GRY-Online.pl --> Archiwum Forum

Przykład b. dobrej analizy wiersza

29.09.2005
20:58
smile
[1]

.:[ Kocioł ]:. [ Ha Ha Ha ]

Przykład b. dobrej analizy wiersza

Patrzcie nieuki i podziwiajcie :P :


PTASZEK SOBIE FRUNIE Z DALA,
W GÓRZE SŁOŃCE ZAPIER****,
ŻABA DUPĘ W WODZIE MOCZY.
K**** CO ZA DZIEŃ UROCZY!

Analiza.
Wiersz jednozwrotkowy, czterowersowy z rymem sylabowym, z równomiernie rozłożonym akcentem.
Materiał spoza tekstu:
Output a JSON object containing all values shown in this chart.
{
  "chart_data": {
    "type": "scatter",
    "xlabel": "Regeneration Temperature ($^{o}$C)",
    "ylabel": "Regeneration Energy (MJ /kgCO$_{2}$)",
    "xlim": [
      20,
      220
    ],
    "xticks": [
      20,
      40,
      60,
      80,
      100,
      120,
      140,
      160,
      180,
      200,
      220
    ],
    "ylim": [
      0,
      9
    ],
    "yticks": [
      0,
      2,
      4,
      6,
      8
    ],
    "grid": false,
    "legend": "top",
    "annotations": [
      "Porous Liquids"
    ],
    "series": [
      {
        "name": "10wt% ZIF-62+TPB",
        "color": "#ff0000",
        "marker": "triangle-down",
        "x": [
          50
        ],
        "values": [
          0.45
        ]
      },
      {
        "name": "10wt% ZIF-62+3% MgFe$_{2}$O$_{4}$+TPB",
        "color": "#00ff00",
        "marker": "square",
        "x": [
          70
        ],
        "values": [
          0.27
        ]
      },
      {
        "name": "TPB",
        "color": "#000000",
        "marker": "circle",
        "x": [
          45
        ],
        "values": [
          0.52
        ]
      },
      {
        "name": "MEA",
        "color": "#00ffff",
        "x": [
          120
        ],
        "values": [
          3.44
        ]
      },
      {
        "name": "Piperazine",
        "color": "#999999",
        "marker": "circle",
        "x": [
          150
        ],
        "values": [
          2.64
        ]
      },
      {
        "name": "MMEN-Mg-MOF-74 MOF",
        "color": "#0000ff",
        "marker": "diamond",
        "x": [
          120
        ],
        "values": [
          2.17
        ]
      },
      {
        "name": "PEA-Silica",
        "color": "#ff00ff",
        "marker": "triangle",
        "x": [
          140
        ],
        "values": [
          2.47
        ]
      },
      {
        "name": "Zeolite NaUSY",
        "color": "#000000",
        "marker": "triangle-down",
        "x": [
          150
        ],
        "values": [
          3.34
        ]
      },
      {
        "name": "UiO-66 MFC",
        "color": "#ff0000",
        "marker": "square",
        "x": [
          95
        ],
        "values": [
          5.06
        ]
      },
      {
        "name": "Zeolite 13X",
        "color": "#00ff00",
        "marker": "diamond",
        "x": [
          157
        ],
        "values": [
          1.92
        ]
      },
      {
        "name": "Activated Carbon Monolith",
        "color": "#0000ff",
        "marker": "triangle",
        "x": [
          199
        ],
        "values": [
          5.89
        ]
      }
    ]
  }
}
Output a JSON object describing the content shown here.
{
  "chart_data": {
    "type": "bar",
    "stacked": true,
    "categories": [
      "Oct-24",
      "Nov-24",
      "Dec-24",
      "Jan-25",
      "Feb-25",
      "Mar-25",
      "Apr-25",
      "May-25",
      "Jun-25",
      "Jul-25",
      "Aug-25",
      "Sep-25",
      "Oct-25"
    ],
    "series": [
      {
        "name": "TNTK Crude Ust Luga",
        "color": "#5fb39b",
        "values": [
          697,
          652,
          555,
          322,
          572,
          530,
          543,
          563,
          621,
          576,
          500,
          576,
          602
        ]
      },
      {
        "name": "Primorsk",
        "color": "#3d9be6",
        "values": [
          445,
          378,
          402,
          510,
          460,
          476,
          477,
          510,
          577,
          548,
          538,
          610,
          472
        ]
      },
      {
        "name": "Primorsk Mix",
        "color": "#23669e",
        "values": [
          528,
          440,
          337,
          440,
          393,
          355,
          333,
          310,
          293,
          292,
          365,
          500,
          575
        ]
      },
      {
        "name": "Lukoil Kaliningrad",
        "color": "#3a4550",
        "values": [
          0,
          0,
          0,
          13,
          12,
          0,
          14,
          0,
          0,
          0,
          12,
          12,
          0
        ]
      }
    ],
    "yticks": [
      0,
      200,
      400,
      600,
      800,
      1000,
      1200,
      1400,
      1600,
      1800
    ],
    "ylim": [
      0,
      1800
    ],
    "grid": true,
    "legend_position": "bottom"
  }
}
Podmiot liryczny wyraża swoje głębokie zadowolenie z otaczającego go świata, przepełnia go kwitnący stoicyzm i szczęście, które człowiekowi żyjącemu we współczesnym zamęcie, może dać tylko otaczająca przyroda. Dla podmiotu lirycznego nawet zanurzona
w błękicie wody dupa żaby jest pretekstem do euforii. Zapierdalające inne stworzenia sugerują wczesne lato, kiedy świat zwierzęcy obudził się z otchłani zimy. Puenta liryku jest jednoznaczna i łatwo odczytywalna. JA liryczne personifikuje słońce. W słowie "zapierdala" oddaje szybkość i złożoność ruchu słońca, które przecież nie jest istotą ludzką i nie może "zapierdalać" senso stricte. Uwagę zwraca użycie wulgaryzmów, których znajomość świadczy o ludowych korzeniach poety i głębokiej więzi ze społeczeństwem. W moim rozumieniu autor chciał się tym utworem odwdzięczyć środowisku, z którego wyrósł za poświecenie i trud włożony w zapewnienie mu należytego wykształcenia. Szkoda, że tak mało w dzisiejszej poezji wierszy o tak pogodnym nastroju!

UJE**** MISIA PSZCZOŁA.
"O TY K****!" - MISIU WOŁA.
"ZA TE MĘKI, ZA TE BÓLE,
ROZPI****** WSZYSTKIE ULE!"
Analiza.
Jest to wiersz w formie fraszki. Traktuje on o cholerycznym misiu, który, domyśleć się można, szukał pożywienia w pszczelim ulu. Dosadność, z jaką miś wyzwał pszczołę od prostytutki, szczerze ukazuje jego ból i smutek. Obietnica zemsty jest wyrażona dobitnie
i groźnie. Każe nam przypuszczać, że niechybnie zostanie spełniona, mimo że jest niewspółmierna do uczynku, jaki popełniła pszczoła. Śmierć wielu tysięcy pszczół jest nie podlegającym dyskusji mordem, który kontrastuje z czynem pszczoły. Wiersz ukazuje władzę silniejszego, któremu nie warto wchodzić w drogę. Trudno pogodzić się z przesłaniem tego wiersza, jednakże ukazuje ono nam trudną prawdę o tym, że często siła i przemoc zwycięża nad rozsądkiem.

29.09.2005
21:08
smile
[2]

^_^czacha^_^ [ JPD ] [ Don Corleone ]

ciekawe co by na to moja polonistka powiedziała ;D

29.09.2005
21:09
smile
[3]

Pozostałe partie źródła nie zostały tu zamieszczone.